Baker Hughes chairman and CEO Martin Craighead said in a statement that the deal brings its stockholders a "significant" premium and the opportunity to own a "meaningful" share in a larger, more competitive global company. "By combining two great companies that have delivered cutting-edge solutions to customers in the worldwide oil and gas industry for more than a century, we will create a new world of opportunities to advance the development of technologies for our customers," he said. "We envision a combined company capable of achieving opportunities that neither company would have realized as well — or as quickly — on its own, all while creating exciting new opportunities for employees."
Lesar said the two will establish a team to develop an integration plan to make the post-closing transition "as seamless, efficient and productive as possible."
Halliburton said the deal's benefits include leveraging complementary strengths to create a company with an unsurpassed breadth and depth of products and services, including increased capabilities in the unconventional, deepwater and mature asset sectors and substantial and improved growth opportunities.
Halliburton also said the deal generates opportunities for synergies coming from operational improvements, especially North American margin improvement, personnel reorganization, real estate, corporate costs, research and development optimization and other administrative and organizational efficiencies, and enables increased cash returns to stockholders, including dividends and share repurchases.
Halliburton expects the company will maintain a strong investment grade credit profile and substantial financial flexibility.
Credit Suisse's Greg Weinberger and Osmar Abib and Bank of America Merrill Lynch's Oscar Brown, Alastair Hunt, Tim Keller Amy Pincu are financial advisers for Halliburton, with Bank of America as lead arranger along with Credit Suisse providing fully committed debt financing to support the cash part of the transaction.
Baker Botts LLP and Wachtell, Lipton, Rosen & Katz provided Halliburton with legal counsel.
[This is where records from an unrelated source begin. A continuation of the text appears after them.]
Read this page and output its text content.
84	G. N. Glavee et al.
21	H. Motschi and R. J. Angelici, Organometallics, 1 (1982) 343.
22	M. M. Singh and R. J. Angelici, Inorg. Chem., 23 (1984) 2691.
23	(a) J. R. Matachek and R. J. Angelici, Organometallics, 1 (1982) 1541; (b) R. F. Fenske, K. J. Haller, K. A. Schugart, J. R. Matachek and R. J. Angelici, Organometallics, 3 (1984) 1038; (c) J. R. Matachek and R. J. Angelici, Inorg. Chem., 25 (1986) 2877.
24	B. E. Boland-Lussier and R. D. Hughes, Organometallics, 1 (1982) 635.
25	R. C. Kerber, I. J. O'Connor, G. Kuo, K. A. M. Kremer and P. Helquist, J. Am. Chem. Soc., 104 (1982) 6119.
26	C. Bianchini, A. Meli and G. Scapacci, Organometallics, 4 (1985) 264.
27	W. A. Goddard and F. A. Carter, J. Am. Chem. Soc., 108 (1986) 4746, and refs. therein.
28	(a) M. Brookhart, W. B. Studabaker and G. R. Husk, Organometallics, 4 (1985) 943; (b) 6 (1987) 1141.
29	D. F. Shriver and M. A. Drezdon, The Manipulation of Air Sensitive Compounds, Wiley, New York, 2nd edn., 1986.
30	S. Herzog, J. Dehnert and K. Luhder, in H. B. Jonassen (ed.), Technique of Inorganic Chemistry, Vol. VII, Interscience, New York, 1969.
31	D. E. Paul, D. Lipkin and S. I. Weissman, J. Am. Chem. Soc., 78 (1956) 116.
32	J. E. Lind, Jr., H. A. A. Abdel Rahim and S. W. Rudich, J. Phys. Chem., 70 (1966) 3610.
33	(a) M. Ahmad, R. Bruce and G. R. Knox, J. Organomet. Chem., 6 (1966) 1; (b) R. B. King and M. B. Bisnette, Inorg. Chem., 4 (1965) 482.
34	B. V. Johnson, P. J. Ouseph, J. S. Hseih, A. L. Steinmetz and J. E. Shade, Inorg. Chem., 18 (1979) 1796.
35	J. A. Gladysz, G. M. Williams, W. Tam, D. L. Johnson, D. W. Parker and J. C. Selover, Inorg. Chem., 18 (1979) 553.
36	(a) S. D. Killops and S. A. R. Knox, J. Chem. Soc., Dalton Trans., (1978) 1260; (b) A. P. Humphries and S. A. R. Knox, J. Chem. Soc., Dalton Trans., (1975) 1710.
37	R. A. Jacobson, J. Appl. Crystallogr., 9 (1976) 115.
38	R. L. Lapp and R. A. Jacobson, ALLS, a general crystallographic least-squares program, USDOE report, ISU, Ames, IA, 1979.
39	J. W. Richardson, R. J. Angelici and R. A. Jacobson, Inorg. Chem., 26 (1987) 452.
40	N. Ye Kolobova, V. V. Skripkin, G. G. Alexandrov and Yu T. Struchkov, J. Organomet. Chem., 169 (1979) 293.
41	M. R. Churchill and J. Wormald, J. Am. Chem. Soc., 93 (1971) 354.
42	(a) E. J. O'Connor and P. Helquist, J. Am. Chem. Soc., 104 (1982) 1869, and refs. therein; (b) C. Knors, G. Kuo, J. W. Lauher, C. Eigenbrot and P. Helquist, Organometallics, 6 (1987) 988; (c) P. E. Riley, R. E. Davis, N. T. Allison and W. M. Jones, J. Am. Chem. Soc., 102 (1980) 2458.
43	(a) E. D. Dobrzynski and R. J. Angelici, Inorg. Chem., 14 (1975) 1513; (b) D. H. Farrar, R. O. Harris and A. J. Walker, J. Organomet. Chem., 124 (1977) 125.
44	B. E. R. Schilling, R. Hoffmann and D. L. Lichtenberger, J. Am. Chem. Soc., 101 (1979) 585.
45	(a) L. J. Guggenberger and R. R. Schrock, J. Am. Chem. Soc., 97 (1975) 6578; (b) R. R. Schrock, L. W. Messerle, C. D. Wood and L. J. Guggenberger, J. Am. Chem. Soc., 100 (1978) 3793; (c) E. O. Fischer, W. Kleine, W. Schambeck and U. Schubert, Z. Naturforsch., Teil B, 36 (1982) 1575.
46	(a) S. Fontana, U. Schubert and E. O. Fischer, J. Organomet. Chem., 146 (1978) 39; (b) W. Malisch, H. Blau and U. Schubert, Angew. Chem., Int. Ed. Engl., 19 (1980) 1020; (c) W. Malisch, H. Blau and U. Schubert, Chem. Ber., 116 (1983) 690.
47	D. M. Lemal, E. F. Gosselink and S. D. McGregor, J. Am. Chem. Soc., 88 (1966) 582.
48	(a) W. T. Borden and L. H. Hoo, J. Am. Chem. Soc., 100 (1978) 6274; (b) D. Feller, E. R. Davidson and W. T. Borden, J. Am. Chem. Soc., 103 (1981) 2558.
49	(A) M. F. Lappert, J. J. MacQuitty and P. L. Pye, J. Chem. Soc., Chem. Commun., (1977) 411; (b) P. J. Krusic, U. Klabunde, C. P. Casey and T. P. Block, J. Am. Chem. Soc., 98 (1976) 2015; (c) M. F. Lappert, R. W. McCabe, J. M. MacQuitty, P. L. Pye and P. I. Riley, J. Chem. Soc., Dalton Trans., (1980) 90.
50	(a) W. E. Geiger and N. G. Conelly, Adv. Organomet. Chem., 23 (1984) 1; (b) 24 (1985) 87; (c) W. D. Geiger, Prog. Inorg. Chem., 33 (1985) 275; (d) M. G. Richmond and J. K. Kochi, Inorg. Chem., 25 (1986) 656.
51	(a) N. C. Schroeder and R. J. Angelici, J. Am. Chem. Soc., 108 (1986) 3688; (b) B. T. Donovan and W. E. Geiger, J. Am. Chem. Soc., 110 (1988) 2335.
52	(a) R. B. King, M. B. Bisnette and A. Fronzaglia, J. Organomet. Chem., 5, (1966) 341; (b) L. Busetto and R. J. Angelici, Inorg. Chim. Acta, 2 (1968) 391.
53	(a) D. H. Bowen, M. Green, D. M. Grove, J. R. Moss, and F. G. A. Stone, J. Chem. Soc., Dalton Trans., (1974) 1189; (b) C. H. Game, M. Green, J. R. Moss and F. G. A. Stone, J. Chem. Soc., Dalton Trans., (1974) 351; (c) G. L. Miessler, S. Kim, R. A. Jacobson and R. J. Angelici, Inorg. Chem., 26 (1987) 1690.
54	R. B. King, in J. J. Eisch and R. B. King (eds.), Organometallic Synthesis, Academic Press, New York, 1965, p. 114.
The Baker Botts attorneys included Kelly Rose, David Kirkland, Steve Massad, Jim Marshall, Carina Antweil, John Geddes, Travis Wofford, Lakshmi Ramanathan, Jamie Yarbrough, Sarah Dodson, Heather Hewitt, Sarah Berens, Sean Boland, Paul Cuomo, Tom Fina, Chris Cooper, Ryan Foley, Matthew Adler, Catriona Hatton, Georg Berrisch, David Cardwell, Elena Cortes, Simina Suciu, Martin Toulouse, John Finelli, Jenny Zhang, Gail Stewart, Chris Pratt, Don Lonczak, Peter Farrell, Richard Husseini, David Sterling, Danny David, Herman Russ, Mark Miller, Jeffrey Munk, Aileen Hooks and Luke Pedersen. The Wachtell attorneys included Daniel Neff, David Katz, Gregory Ostling, Victor Goldfeld, Chelsea Darnell and Joseph Larson.
Goldman, Sachs & Co.'s John Vaske, Sean Rice and Gordon Dyal are providing financial advice to Baker Hughes. Providing legal advice are Davis Polk & Wardwell LLP's George "Gar" Basin Jr., Arthur Golden and Michael Davis and Wilmer Cutler Pickering Hale and Dorr LLP's Molly Boast, Hartmut Schneider, Jim Lowe, John Ratliff and Nicole Lindquist. Other Davis Polk attorneys working on the deal include Laura Turano, Evan Rosen. Jeffrey Crandall, Ron Aizen, Betty Moy Huber and Avishai Shachar.